This is a project which my teammates and me did in IST 707(Data Analytics) at Syracuse University.
Rotten Tomatoes staff first collect online reviews from writers who are certified members of various writing guilds or film critic-associations. To be accepted as a critic on the website, a critic's original reviews must garner a specific number of "likes" from users. Those classified as "Top Critics" generally write for major newspapers. The critics upload their reviews to the movie page on the website, and need to mark their review "fresh" if it's generally favorable or "rotten" otherwise. It is necessary for the critic to do so as some reviews are qualitative and do not grant a numeric score, making it impossible for the system to be automatic.

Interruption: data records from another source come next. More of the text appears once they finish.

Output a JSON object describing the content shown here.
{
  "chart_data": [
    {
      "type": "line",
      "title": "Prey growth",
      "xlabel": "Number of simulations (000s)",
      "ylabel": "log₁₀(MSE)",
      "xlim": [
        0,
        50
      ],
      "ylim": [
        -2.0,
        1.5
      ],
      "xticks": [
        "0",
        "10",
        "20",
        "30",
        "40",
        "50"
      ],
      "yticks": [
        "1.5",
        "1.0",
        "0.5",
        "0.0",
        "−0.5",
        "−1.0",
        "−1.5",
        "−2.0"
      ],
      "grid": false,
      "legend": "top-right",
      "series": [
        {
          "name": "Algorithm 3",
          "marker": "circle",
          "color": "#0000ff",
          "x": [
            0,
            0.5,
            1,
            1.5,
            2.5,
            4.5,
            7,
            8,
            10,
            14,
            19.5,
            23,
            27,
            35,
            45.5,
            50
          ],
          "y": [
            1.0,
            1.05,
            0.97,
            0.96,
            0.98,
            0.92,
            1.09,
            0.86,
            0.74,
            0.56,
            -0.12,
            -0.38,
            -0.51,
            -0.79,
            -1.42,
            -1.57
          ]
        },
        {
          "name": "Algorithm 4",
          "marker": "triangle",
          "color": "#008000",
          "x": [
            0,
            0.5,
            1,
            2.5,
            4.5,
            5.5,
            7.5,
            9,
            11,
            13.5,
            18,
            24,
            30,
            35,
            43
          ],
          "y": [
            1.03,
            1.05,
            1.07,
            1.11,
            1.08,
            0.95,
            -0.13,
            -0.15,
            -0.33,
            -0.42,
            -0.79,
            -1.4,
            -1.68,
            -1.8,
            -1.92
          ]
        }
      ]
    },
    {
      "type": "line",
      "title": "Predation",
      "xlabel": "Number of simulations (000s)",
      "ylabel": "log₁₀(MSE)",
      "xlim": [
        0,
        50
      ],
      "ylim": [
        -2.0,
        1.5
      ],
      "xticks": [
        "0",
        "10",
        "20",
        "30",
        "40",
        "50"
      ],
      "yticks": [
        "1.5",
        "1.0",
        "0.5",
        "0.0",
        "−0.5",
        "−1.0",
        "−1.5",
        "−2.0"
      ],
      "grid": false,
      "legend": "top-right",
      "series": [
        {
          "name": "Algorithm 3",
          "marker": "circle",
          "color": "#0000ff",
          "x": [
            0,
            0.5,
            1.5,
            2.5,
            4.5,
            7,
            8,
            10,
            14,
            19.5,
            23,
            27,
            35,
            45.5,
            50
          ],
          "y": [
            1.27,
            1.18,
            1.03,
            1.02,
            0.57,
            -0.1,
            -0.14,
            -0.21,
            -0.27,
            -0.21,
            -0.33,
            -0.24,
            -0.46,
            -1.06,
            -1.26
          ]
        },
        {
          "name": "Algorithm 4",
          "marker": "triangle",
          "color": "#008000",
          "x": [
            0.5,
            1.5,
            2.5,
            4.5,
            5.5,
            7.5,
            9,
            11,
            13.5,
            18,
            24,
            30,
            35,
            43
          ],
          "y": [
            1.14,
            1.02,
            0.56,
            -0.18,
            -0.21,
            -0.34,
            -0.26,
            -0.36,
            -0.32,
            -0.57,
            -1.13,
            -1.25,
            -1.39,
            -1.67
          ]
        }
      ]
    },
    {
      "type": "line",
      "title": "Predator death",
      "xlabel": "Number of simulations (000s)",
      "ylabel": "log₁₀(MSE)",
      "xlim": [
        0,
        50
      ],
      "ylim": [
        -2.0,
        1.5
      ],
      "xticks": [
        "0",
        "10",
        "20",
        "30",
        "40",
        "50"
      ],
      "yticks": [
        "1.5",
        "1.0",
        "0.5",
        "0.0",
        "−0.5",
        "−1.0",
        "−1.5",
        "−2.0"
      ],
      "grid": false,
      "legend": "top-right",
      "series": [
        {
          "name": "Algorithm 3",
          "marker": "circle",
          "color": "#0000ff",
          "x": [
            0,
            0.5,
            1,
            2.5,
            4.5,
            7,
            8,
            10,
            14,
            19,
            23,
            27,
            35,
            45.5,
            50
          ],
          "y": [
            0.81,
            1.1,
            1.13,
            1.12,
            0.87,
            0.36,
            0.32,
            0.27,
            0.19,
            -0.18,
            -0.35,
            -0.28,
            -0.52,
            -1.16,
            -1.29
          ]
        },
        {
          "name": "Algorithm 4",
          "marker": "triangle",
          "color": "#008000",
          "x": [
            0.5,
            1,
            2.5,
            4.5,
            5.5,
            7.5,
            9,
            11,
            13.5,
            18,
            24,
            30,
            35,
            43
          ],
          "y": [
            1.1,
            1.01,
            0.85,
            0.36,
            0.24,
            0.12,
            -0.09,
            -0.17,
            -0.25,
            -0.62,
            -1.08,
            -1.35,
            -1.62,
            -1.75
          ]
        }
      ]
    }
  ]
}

Data has been scraped from the publicly available Kaggle Website. Rotten-tomatoes-movies-and-critics-datasets.Rotten tomatoes is a review-aggregation website for movies. From best to worst, the rating consists of ‘certified fresh’, ‘fresh’ and ‘rotten’. Audiences use this website to express their opinions about movies. The reason for us choosing this dataset is it captures all essential attributes we need to build a robust model that predicts how good a model is. It captures the audience as well as the critic score which is essential for capturing the collinearity between the two opinions and make a balanced judgment on how good a movie will be on the basis of various attributes. So, this dataset can reflect the attitude of the market towards movies.